The Living Resonance
Dear Friends,
A few weeks ago, a friend sent me a compilation of poets’ takes on the poet’s role. The poets on this page, living and no longer, spoke in different keys of their art, work, practice, and “purpose.” Essential, it seemed, was this: by way of attention and empathy, curiosity and imagination, poets sense some pulse of being, then clothe and convey it in the sounds and symbols of language. My friend’s missive was just the thing to moor me; I’ve been reeling as the words of civic discourse reveal themselves to be mere casings of the principles they once purported to embody. The note was, in effect, a call to entrust to poets the safe keeping, the safe passage, of what W.S. Merwin called in his Selected Translations 1948-1968 “the living resonance before it has words.”

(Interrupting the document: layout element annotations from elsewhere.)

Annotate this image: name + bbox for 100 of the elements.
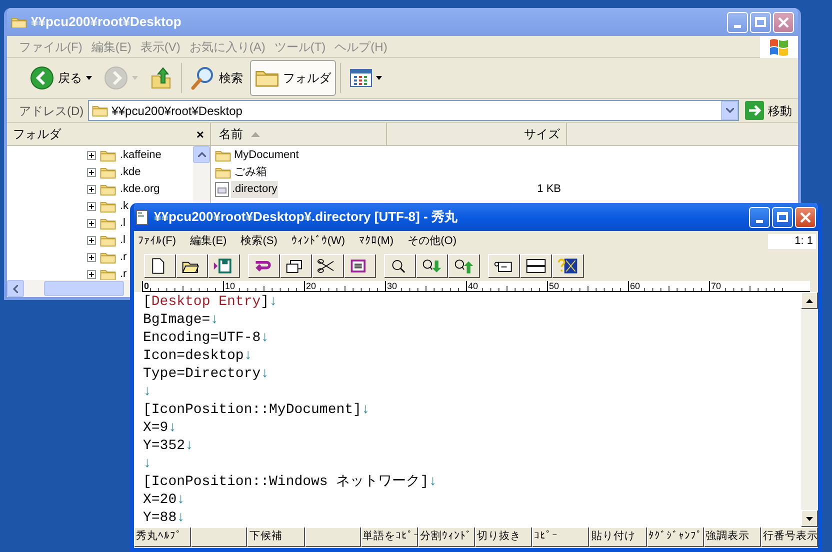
close-button[interactable] [773, 12, 794, 32]
toolbar-button[interactable] [344, 254, 376, 278]
file-name[interactable]: .directory [231, 181, 278, 198]
tree-item[interactable]: .r [120, 249, 127, 266]
address-field[interactable]: ¥¥pcu200¥root¥Desktop [88, 100, 739, 121]
go-button[interactable]: 移動 [743, 101, 794, 120]
toolbar-button[interactable] [552, 254, 584, 278]
expand-icon[interactable] [87, 202, 96, 211]
expand-icon[interactable] [87, 185, 96, 194]
maximize-button[interactable] [772, 206, 793, 228]
column-header[interactable]: 名前 [211, 123, 387, 145]
text-line: ↓ [143, 455, 152, 473]
dropdown-button[interactable] [721, 101, 738, 120]
tree-item[interactable]: .l [120, 215, 126, 232]
ruler-label: 20 [305, 281, 318, 291]
menu-item[interactable]: その他(O) [408, 232, 456, 250]
chevron-up-icon [198, 152, 206, 157]
dropdown-caret-icon [376, 76, 382, 80]
menu-item[interactable]: ﾏｸﾛ(M) [359, 232, 394, 250]
expand-icon[interactable] [87, 219, 96, 228]
pane-title: フォルダ [13, 126, 61, 143]
column-header[interactable]: サイズ [387, 123, 567, 145]
file-size: 1 KB [536, 182, 562, 198]
function-key-button[interactable]: 切り抜き [475, 527, 532, 547]
function-key-button[interactable]: ﾀｸﾞｼﾞｬﾝﾌﾟ [646, 527, 704, 547]
text-line: [Desktop Entry]↓ [143, 293, 278, 311]
function-key-button[interactable]: 下候補 [247, 527, 305, 547]
tree-item[interactable]: .k [120, 198, 129, 215]
tree-item[interactable]: .r [120, 266, 127, 280]
close-pane-button[interactable]: × [196, 128, 204, 140]
tree-item[interactable]: .kde [120, 164, 141, 181]
file-name[interactable]: MyDocument [233, 147, 300, 164]
menu-item[interactable]: 検索(S) [240, 232, 278, 250]
vertical-scrollbar[interactable] [801, 292, 818, 527]
menu-item[interactable]: 編集(E) [190, 232, 227, 250]
text-line: Icon=desktop↓ [143, 347, 252, 365]
close-icon [778, 16, 789, 28]
window-title: ¥¥pcu200¥root¥Desktop [31, 13, 182, 32]
function-key-button[interactable]: ｺﾋﾟｰ [532, 527, 590, 547]
dropdown-caret-icon [132, 76, 138, 80]
scroll-left-button[interactable] [7, 280, 24, 297]
ruler-label: 0 [143, 281, 150, 291]
text-line: Y=352↓ [143, 437, 194, 455]
toolbar-button[interactable] [280, 254, 312, 278]
ruler-label: 40 [467, 281, 480, 291]
expand-icon[interactable] [87, 253, 96, 262]
search-toolbar-button[interactable]: 検索 [186, 60, 248, 96]
toolbar-button[interactable] [520, 254, 552, 278]
address-label: アドレス(D) [19, 102, 84, 120]
function-key-button[interactable]: 秀丸ﾍﾙﾌﾟ [134, 527, 192, 547]
function-key-button[interactable]: 分割ｳｨﾝﾄﾞ [418, 527, 476, 547]
minimize-button[interactable] [727, 12, 748, 32]
toolbar-button[interactable] [384, 254, 416, 278]
folder-icon [100, 234, 116, 247]
folder-icon [100, 149, 116, 162]
toolbar-button[interactable] [416, 254, 448, 278]
expand-icon[interactable] [87, 151, 96, 160]
folder-icon [255, 68, 279, 88]
help-icon [557, 256, 579, 276]
function-key-button[interactable] [191, 527, 248, 547]
scrollbar-thumb[interactable] [44, 281, 124, 296]
close-button[interactable] [795, 206, 816, 228]
minimize-button[interactable] [749, 206, 770, 228]
folder-icon [100, 166, 116, 179]
toolbar-button[interactable] [448, 254, 480, 278]
toolbar-button[interactable] [144, 254, 176, 278]
close-icon [800, 212, 811, 222]
function-key-button[interactable]: 強調表示 [704, 527, 761, 547]
function-key-button[interactable] [304, 527, 361, 547]
sort-ascending-icon [251, 132, 260, 136]
text-line: Encoding=UTF-8↓ [143, 329, 270, 347]
expand-icon[interactable] [87, 236, 96, 245]
toolbar-button[interactable] [488, 254, 520, 278]
text-line: X=20↓ [143, 491, 186, 509]
function-key-button[interactable]: 単語をｺﾋﾟｰ [360, 527, 418, 547]
folder-up-icon [150, 66, 172, 90]
ruler-label: 60 [629, 281, 642, 291]
search-icon [191, 66, 215, 90]
toolbar-button[interactable] [312, 254, 344, 278]
file-name[interactable]: ごみ箱 [233, 164, 268, 181]
toolbar-button[interactable] [208, 254, 240, 278]
function-key-button[interactable]: 行番号表示 [760, 527, 818, 547]
ruler-label: 30 [386, 281, 398, 291]
menu-item[interactable]: ｳｨﾝﾄﾞｳ(W) [291, 232, 346, 250]
maximize-button[interactable] [750, 12, 771, 32]
document-icon [215, 182, 229, 197]
document-icon [136, 210, 148, 224]
tree-item[interactable]: .l [120, 232, 126, 249]
function-key-button[interactable]: 貼り付け [589, 527, 647, 547]
toolbar-button[interactable] [248, 254, 280, 278]
toolbar-button[interactable] [176, 254, 208, 278]
menu-item[interactable]: ﾌｧｲﾙ(F) [138, 232, 176, 250]
scroll-up-button[interactable] [193, 146, 210, 163]
text-line: [IconPosition::MyDocument]↓ [143, 401, 370, 419]
folders-toolbar-button[interactable]: フォルダ [250, 60, 336, 96]
expand-icon[interactable] [87, 168, 96, 177]
back-toolbar-button[interactable]: 戻る [25, 60, 97, 96]
tree-item[interactable]: .kde.org [120, 181, 160, 198]
tree-item[interactable]: .kaffeine [120, 147, 162, 164]
expand-icon[interactable] [87, 270, 96, 279]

Just about the same time, The Library of Congress announced the appointment of a new US poet laureate, a role dedicated to “raising the national consciousness to a greater appreciation of the reading and writing of poetry.” The extraordinary poet, editor, translator, and former Merwin Conservancy writer-in-residence Arthur Sze has stepped into this position, bringing a focus on poetry in translation—and an opportunity, as he described it, “to step into someone else’s imaginative worldview.” If a poet stewards some “living resonance” into words, the poet-translator draws it through the filter of one language and into another with fidelity and creativity, and accompanies it, in William’s words, through “the constellation of secondary meanings, the moving rings of associations, the etymological echoes, the sound and its own levels of association,” all the while respecting the vitality of the original.
This week brought less bolstering news: Arthur’s inaugural reading, scheduled for this Thursday evening, would be postponed due to the government shutdown. And yet, the impasse renders this appointment all the more vital. When eventually we join Arthur to celebrate poetry in translation, we will, as William wrote, “embrace even through wrappings, poetry that was written from perspectives revealingly different from our own.”